A pandemia magnifica as tensões dilacerantes da organização social do nosso tempo: globalizada nas trocas econômicas, mas enfraquecida como projeto político global, interconectada digitalmente porém impregnada de desinformação, à beira de colapso ambiental, mas dominantemente não sustentável, carente de ideais políticos, mas tão avessa à política e a projetos comuns. A pandemia nos coloca diante do espelho, que nos revela um mundo atravessado por muitas crises e carente de mudanças.

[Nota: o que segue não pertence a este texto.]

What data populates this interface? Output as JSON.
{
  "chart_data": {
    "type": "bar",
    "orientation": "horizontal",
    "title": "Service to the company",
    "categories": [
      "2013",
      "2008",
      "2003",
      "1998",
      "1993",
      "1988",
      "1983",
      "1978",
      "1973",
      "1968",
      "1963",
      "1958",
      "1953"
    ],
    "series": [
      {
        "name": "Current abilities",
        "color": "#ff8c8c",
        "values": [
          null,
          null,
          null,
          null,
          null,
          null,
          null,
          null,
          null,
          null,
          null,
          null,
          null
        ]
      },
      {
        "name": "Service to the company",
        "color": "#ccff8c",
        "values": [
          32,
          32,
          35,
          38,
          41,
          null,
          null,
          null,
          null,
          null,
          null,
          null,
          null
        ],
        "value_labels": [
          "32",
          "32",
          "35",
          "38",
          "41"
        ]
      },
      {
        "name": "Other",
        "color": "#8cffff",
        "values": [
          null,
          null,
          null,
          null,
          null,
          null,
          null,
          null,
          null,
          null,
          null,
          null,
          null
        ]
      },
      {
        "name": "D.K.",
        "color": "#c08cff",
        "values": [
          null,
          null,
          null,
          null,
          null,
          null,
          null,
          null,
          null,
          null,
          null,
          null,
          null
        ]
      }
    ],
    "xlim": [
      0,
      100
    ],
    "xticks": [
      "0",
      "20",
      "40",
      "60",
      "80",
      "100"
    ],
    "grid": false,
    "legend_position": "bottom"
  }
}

Em 1993, Richard Krause constatou a persistência das doenças infecciosas que, em sua visão, representavam uma ameaça permanente a todos os países, independentemente do grau de desenvolvimento econômico e condições sanitárias. Para ele, “as epidemias são tão certas como a morte e os impostos” 1 (p. xvii). Pouco antes do impacto da epidemia de aids, perspectivas como a do citado virologista americano já colocavam em xeque uma das teses dominantes na saúde pública da segunda metade do século XX, caracterizada pelo prognóstico da eliminação das doenças decorrentes da afluência e da urbanização. Dessa forma, muitas doenças poderiam ser prevenidas pelos avanços tecnológicos, universalização do saneamento básico e, particularmente, pelo desenvolvimento de antibióticos e vacinas. Nesse modelo teórico, ocorreria a perda de importância das doenças infeciosas nos países mais ricos, onde as doenças dos períodos de carência cederiam inexoravelmente lugar para as doenças da abundância e do excesso. Contudo, em muitos países permaneceria uma distribuição desigual nos padrões epidemiológicos, indicando que a prevalência de doenças infeciosas, da desnutrição e, mesmo, da baixa expectativa de vida, seria inversamente proporcional ao tamanho da economia dos países. No mundo, a desigualdade na distribuição dos padrões epidemiológicos seria em função da distribuição desigual das condições socioeconômicas e dos meios de prevenção e tratamento de doenças.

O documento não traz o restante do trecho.